And because I have felt like hammered sh*t, I haven't sewed a stitch since VickiW's quilting birthday extravaganza. Until today. I made Mother some eyeglass cases, which I made in the simplest way possible:
Kinda pitiful, aren't they? I even used an old placemat I made years ago, so I didn't even have to fool with quilting some fabrics together. I just cut the placemat into 5.5 by 6.5 inch pieces, folded them lenghwise, sewed one side and the bottom, and turned them inside out. That was about all I could manage, and she is happy with them.
Fortunately, during my convalescence I had a book Anne got me for my birthday from the Victoria & Albert Museum during her last trip to our London office.
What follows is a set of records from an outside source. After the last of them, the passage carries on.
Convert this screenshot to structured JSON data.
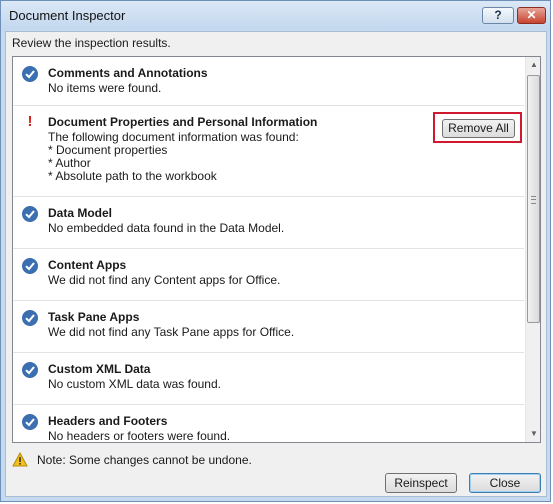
{
  "window": {
    "title": "Document Inspector",
    "help_label": "?",
    "close_label": "✕"
  },
  "header": {
    "review_text": "Review the inspection results."
  },
  "results": {
    "items": [
      {
        "status": "ok",
        "title": "Comments and Annotations",
        "lines": [
          "No items were found."
        ]
      },
      {
        "status": "warning",
        "title": "Document Properties and Personal Information",
        "lines": [
          "The following document information was found:",
          "* Document properties",
          "* Author",
          "* Absolute path to the workbook"
        ],
        "action_label": "Remove All"
      },
      {
        "status": "ok",
        "title": "Data Model",
        "lines": [
          "No embedded data found in the Data Model."
        ]
      },
      {
        "status": "ok",
        "title": "Content Apps",
        "lines": [
          "We did not find any Content apps for Office."
        ]
      },
      {
        "status": "ok",
        "title": "Task Pane Apps",
        "lines": [
          "We did not find any Task Pane apps for Office."
        ]
      },
      {
        "status": "ok",
        "title": "Custom XML Data",
        "lines": [
          "No custom XML data was found."
        ]
      },
      {
        "status": "ok",
        "title": "Headers and Footers",
        "lines": [
          "No headers or footers were found."
        ]
      }
    ]
  },
  "footer": {
    "note": "Note: Some changes cannot be undone.",
    "reinspect_label": "Reinspect",
    "close_label": "Close"
  },
  "colors": {
    "check_blue": "#3b6fb0",
    "warning_red": "#d4231c",
    "highlight_red": "#d0182e"
  }
}
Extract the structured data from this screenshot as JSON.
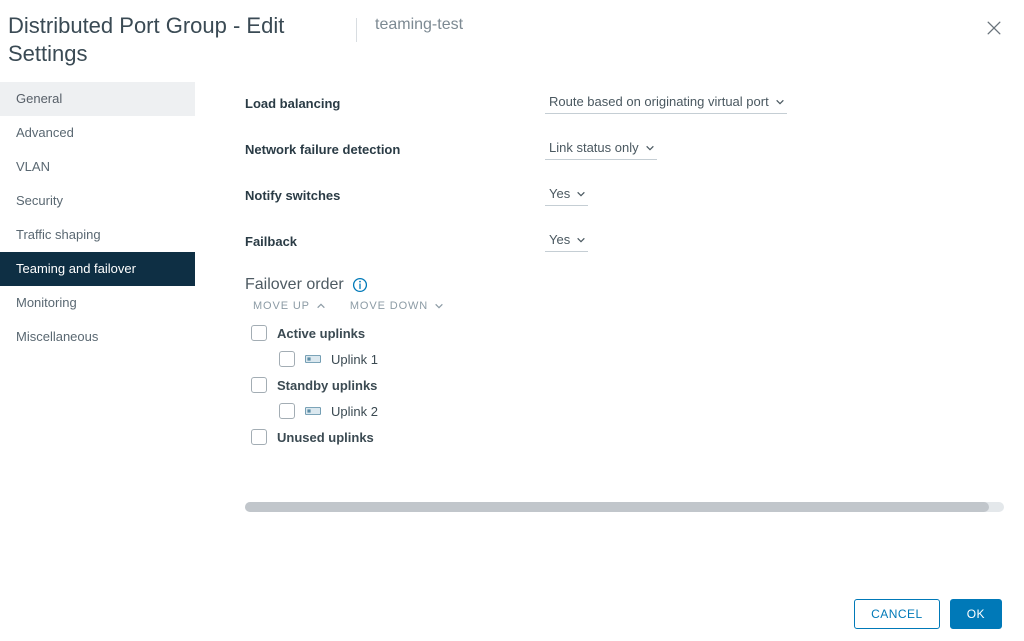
{
  "header": {
    "title": "Distributed Port Group - Edit Settings",
    "subtitle": "teaming-test"
  },
  "sidebar": {
    "items": [
      {
        "label": "General"
      },
      {
        "label": "Advanced"
      },
      {
        "label": "VLAN"
      },
      {
        "label": "Security"
      },
      {
        "label": "Traffic shaping"
      },
      {
        "label": "Teaming and failover"
      },
      {
        "label": "Monitoring"
      },
      {
        "label": "Miscellaneous"
      }
    ]
  },
  "form": {
    "load_balancing": {
      "label": "Load balancing",
      "value": "Route based on originating virtual port"
    },
    "nfd": {
      "label": "Network failure detection",
      "value": "Link status only"
    },
    "notify": {
      "label": "Notify switches",
      "value": "Yes"
    },
    "failback": {
      "label": "Failback",
      "value": "Yes"
    }
  },
  "failover": {
    "heading": "Failover order",
    "move_up": "MOVE UP",
    "move_down": "MOVE DOWN",
    "groups": {
      "active": {
        "label": "Active uplinks",
        "items": [
          {
            "label": "Uplink 1"
          }
        ]
      },
      "standby": {
        "label": "Standby uplinks",
        "items": [
          {
            "label": "Uplink 2"
          }
        ]
      },
      "unused": {
        "label": "Unused uplinks",
        "items": []
      }
    }
  },
  "footer": {
    "cancel": "CANCEL",
    "ok": "OK"
  }
}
Here's a link to the book. I poured over it for hours:
Horrockses Fashions made the-have-to-have dresses in Great Britain from 1946 to the late 50's and they are just my style. (No, I don't know how to pronounce "Horrockses" either.) When Mother and I were in London last August, we saw one of the Horrockses dresses in the V&A and she took a photo:
This is a pretty typical Horrockses dress. Bright, clear colors of all cotton, with a simple fitted bodice and a full skirt. They were all the rage in Great Britain post WWII and everyone wore them, from Princess Elizabeth (later Queen Elizabeth II) right down to the office girls who saved their shillings to buy just one. While they weren't horribly expensive, post-war Britain was pretty austere, and for a young lady who worked as a teacher or nurse, they were seen as well worth scrimping for.
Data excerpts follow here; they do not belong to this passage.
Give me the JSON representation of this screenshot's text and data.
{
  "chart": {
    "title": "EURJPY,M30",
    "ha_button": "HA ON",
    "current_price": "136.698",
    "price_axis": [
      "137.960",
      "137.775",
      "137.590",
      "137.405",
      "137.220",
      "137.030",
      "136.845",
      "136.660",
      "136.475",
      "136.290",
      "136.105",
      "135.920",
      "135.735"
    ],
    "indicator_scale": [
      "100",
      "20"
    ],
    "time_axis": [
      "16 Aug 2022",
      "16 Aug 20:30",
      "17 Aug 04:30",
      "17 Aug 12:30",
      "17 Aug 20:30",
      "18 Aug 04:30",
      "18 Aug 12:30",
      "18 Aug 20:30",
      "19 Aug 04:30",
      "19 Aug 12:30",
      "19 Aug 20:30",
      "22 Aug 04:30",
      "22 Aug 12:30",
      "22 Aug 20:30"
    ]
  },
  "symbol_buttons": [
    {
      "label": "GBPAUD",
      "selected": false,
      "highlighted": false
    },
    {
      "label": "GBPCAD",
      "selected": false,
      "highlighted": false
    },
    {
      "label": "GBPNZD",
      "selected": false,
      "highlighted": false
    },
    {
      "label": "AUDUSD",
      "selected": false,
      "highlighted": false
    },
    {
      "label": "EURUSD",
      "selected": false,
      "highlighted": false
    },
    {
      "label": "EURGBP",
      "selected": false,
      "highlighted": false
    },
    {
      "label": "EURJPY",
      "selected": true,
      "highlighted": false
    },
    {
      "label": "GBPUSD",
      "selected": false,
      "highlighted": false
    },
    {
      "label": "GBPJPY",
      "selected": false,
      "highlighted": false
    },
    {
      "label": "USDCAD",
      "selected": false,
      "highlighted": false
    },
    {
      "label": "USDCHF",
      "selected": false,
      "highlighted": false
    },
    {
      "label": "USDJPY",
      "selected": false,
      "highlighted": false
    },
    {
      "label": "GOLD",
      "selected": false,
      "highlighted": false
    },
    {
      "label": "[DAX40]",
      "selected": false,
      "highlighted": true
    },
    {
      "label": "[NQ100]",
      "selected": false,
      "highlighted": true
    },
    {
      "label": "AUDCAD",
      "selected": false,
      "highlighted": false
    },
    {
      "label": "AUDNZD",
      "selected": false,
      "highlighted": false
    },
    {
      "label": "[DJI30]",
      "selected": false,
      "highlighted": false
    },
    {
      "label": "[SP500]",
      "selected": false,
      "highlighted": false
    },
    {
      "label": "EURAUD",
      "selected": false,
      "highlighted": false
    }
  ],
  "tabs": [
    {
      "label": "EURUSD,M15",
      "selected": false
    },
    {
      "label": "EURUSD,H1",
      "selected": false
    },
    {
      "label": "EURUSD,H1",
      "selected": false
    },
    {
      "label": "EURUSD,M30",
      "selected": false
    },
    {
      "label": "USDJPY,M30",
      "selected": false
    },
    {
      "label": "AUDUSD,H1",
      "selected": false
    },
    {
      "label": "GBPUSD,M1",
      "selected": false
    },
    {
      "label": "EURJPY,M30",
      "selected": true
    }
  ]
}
The book itself isn't particularly well written, and the author focuses mostly on the Horrockses' business model and marketing techniques, repeating herself often. The best part of the book for me were the photos showing the dresses and the young women wearing them, clearly thrilled with their acquisitions. Horrockses had it's own cotton mill that produced the fabric, and some girls who couldn't afford to buy the dresses bought the fabric and then sewed their own, like Beth Hartley who provided a photo for the book taken in 1955 that shows her wearing her handmade rendition of a Horrockses dress, and she says that every time she wore it, she thought she was the "bees knees". : )
I would have preferred more information on the dresses themselves: how were they constructed, what sewing techniques were used that gave Horrockses their reputation for a quality product, and how many yards of fabric were used for those skirts?
A lot of the dresses were sundresses or strapless dresses paired with a bolero jacket. Here is a typical dress from the book:
Here's another. A lot of the fabrics used had a stripe motif:
The one thing I was able to do while I laid in bed was imagine my own Horrockses dress, surfing the web incessantly looking for the perfect fabric. I've decided to make a sundress, using the bodice from a pattern I have used several times before, and pair it with an impossibly voluminous skirt, which will require gathering yards and yards of fabric. Whether I can attach such a skirt to a bodice with a 28 inch waist remains to be seen. And I have a bolero pattern from a vintage Advance pattern I have used before (but I only made the dress, not the bolero). And I finally found a vintage inspired fabric from Windham Fabrics that I think will work! But when this will all actually happen is dependent on that missing mojo. If you happen to see it, send it my way.